Afghanistan's outgoing president Hamid Karzai has approved the execution of five men for armed robbery and sexual assault, his spokesman has said.
"President Karzai signed off today on the order for execution of five criminals convicted of rape and kidnapping in Paghman incident," Aimal Faizi tweeted on Saturday.
The five men were accused of attacking an Afghan family driving home from a wedding outside of Kabul.
Prosecutors said earlier this month that a group of seven men, some dressed in police uniform, stopped the family's car last month and raped the four women in the group, one of whom was pregnant, in Paghman, which is close to the capital city of Kabul.
"We went to Paghman with our families. On the way back, they took us, one of them put his gun on my head, the other one took all our jewellery, and the rest started what you already know," one victim told the court earlier in September.
The five men were sentenced to death by an appeals court after a short trial, while two were handed 20-year jail terms.

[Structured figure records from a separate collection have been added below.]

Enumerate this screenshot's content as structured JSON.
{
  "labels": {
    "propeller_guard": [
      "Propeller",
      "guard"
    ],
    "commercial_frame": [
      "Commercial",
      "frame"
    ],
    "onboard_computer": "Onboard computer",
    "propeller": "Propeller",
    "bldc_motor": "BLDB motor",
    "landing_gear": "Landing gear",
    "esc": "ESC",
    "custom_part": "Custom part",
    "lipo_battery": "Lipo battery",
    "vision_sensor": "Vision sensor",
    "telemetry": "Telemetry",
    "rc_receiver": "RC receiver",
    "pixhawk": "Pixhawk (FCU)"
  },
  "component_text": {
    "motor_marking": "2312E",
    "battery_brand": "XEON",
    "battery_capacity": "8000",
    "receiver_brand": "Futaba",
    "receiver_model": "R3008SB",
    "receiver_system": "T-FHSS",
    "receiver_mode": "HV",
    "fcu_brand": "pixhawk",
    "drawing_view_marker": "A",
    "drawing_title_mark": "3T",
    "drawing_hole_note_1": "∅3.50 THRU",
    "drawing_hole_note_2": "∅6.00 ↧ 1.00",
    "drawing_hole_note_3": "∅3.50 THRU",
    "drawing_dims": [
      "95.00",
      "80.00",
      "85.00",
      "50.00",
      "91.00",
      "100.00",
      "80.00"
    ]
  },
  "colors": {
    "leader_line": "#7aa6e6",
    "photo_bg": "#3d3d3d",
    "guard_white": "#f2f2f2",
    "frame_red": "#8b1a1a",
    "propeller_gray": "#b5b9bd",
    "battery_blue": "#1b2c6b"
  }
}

The death sentence had been well-received by many demonstrators who were outside the court, but Human Rights Watch criticised the Afghan justice system saying political interference and swift convictions violated the defendants' rights to due process.
Karzai had promised the men would be executed when found guilty before the trial took place.
The rights group said that the police and court "responded to a horrific crime with a botched trial that makes a mockery of justice for both victims and defendants".